For nearly three decades, Red Hat has helped our customers and partners harness the power of open source innovation for mission-critical systems. It started with Linux, evolved to encompass hybrid cloud, Kubernetes, and virtualization, and now AI is the next frontier facing IT leaders.
For our customers and enterprises, moving workloads to the cloud was only the first step. The next significant shift we are witnessing is the deployment of AI-powered, distributed applications across secure, hybrid environments, featuring robust AI lifecycle management and resilient infrastructure for critical services.
Enterprises will need consistent platforms that support modernization: microservices, APIs, event-driven architectures, robust automation, and ML/LLM lifecycle tooling. Red Hat is positioning itself by extending Red Hat OpenShift and RHEL into AI (Red Hat OpenShift AI, RHEL AI), enabling deployments from edge to mainframe, and nurturing an open ecosystem so customers can build best-of-breed solutions without losing control or portability. Our approach is practical: reduce operational risk, accelerate developer productivity, and make AI and cloud-native patterns sustainable at enterprise scale.

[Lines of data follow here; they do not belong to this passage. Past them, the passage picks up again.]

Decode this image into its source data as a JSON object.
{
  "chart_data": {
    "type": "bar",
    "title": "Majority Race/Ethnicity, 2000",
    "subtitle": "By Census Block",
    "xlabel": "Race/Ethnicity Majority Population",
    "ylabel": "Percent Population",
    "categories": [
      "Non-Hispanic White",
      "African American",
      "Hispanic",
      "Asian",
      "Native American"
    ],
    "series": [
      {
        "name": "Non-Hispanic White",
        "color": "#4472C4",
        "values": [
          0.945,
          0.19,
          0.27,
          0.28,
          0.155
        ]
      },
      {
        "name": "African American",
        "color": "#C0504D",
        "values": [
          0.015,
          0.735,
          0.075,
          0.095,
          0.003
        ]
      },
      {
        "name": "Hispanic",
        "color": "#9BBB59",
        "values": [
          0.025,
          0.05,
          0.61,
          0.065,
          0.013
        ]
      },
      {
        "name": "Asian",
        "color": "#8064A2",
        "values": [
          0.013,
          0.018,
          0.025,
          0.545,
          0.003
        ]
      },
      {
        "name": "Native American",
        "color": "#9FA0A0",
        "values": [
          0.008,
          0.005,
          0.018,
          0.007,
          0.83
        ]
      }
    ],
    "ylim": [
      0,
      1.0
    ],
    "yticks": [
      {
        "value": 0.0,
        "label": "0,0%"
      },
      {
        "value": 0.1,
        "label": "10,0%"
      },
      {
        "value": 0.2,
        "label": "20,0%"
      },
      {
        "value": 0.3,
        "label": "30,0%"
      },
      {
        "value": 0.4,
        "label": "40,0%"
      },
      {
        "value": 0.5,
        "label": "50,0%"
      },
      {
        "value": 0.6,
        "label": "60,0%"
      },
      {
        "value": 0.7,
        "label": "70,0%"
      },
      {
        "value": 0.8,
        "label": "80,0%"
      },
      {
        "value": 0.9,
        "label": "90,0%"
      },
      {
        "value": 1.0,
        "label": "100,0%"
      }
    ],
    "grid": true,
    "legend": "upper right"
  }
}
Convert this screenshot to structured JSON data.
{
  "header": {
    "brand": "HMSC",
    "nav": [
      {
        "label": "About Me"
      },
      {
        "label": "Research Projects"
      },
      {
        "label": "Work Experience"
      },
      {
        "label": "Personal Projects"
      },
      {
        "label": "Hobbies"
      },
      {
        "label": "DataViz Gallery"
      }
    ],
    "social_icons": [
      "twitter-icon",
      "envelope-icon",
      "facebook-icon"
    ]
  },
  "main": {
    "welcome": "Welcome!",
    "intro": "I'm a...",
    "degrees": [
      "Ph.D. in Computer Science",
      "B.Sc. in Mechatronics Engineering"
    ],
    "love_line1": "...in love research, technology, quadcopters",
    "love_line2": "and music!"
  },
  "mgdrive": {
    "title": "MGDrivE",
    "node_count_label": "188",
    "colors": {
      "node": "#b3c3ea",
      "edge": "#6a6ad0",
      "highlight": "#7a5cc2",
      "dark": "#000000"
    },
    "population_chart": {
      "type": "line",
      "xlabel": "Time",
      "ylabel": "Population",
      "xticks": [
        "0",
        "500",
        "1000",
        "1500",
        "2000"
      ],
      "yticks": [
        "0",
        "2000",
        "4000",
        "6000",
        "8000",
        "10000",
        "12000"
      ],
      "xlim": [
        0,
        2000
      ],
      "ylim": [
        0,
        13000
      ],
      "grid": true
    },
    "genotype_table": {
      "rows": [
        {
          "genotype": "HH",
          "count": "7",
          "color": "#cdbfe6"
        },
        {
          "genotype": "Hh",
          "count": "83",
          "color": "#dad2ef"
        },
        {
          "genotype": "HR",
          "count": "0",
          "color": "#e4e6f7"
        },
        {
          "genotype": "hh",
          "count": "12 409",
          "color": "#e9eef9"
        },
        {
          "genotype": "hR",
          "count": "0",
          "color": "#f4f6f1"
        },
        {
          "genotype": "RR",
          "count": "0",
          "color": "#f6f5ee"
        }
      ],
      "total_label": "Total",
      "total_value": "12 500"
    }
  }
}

Ultimately, one thing that IT decision-makers have in common when they need to leap from today to the future is the need for openness in technology and trust in their partners, which puts them in a position to succeed. And this is precisely what Red Hat has done in our past, is doing today, and will continue to do in the future. We strongly believe that open source is here to unlock the world’s potential.